Determining the Number of Clusters (not mandatory)


  1. How to determine k, the number of clusters?

We can use the elbow method, silhouette analysis, or domain knowledge to determine the optimal number of clusters.

  • Elbow Method:

    • The elbow method involves running K-Means clustering with a range of values for k (the number of clusters), typically from 1 to some maximum value.
    • For each k, the sum of squared distances from each data point to its assigned cluster centroid (inertia) is calculated.
    • The elbow method looks for an “elbow point” in the plot of inertia against k.
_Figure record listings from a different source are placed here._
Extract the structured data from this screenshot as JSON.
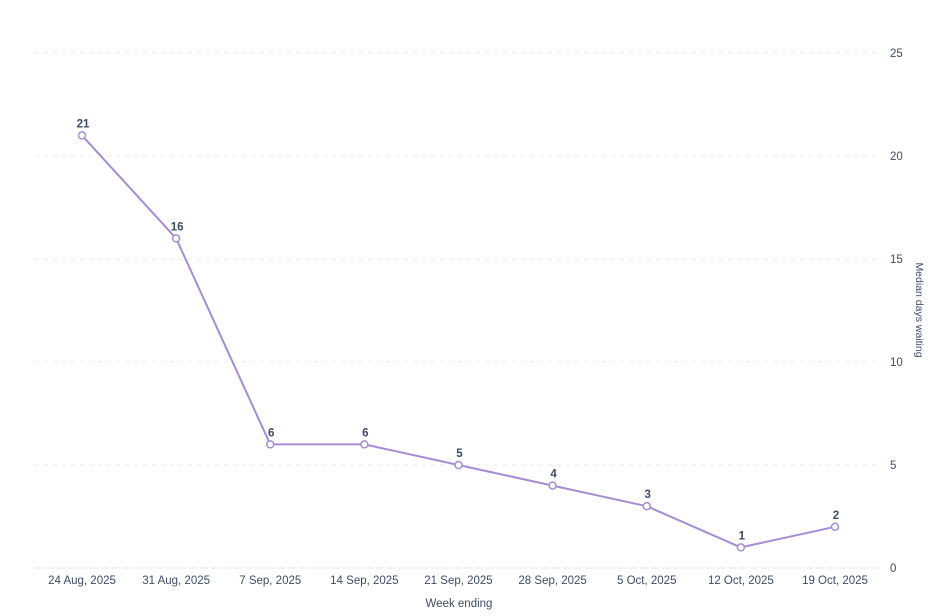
{
  "chart_data": {
    "type": "line",
    "title": "",
    "categories": [
      "24 Aug, 2025",
      "31 Aug, 2025",
      "7 Sep, 2025",
      "14 Sep, 2025",
      "21 Sep, 2025",
      "28 Sep, 2025",
      "5 Oct, 2025",
      "12 Oct, 2025",
      "19 Oct, 2025"
    ],
    "values": [
      21,
      16,
      6,
      6,
      5,
      4,
      3,
      1,
      2
    ],
    "xlabel": "Week ending",
    "ylabel": "Median days waiting",
    "ylim": [
      0,
      25
    ],
    "yticks": [
      0,
      5,
      10,
      15,
      20,
      25
    ],
    "y_axis_side": "right",
    "grid": "horizontal-dashed",
    "legend": "none",
    "colors": {
      "line": "#a78cd4",
      "marker_fill": "#ffffff",
      "marker_stroke": "#a78cd4",
      "data_label_text": "#3e4c66",
      "tick_text": "#3e4c66",
      "axis_title_text": "#3e4c66",
      "gridline": "#ebebeb",
      "axis_line": "#e5e5e5",
      "background": "#ffffff"
    }
  }
}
This point is where the rate of decrease in inertia sharply changes, indicating an optimal number of clusters.
    • The chosen k typically corresponds to the point where adding more clusters does not significantly reduce inertia.
  • Silhouette Analysis:

    • Silhouette analysis assesses the quality of clusters by measuring how similar each data point is to its own cluster (cohesion) compared to other nearby clusters (separation).
    • For each data point, a silhouette score is computed, which ranges from -1 to 1. A higher silhouette score suggests better-defined and well-separated clusters.
    • Silhouette analysis is performed for different values of k, and the k with the highest average silhouette score is considered the optimal number of clusters.
  • Domain Knowledge:

    • Domain knowledge involves leveraging your understanding of the specific problem or dataset to determine the number of clusters.
    • Sometimes, the nature of the data or the goals of the analysis may provide clear guidance on the expected number of clusters.
    • Domain experts or prior research can offer valuable insights into the appropriate clustering structure.
    • While the elbow method and silhouette analysis are data-driven approaches, domain knowledge relies on human expertise and context.

  1. Any alternative ways of choosing the initial cluster centroids?

Alternative methods include: random initialisation, K-Means++ and custom initialisation based on domain knowledge.

K-Means++ is an improved initialisation technique for K-Means, starting with better cluster centroids.


  1. Does the algorithm converge to the same results with different selections of initial cluster centroids? If not, what should we do in practice?

No, it can converge to different results with different initial centroids. To address this, it’s normal to run the algorithm multiple times with different initialisations and choose the best result based on a suitable criterion, for example minimising the sum of squared distance within clusters.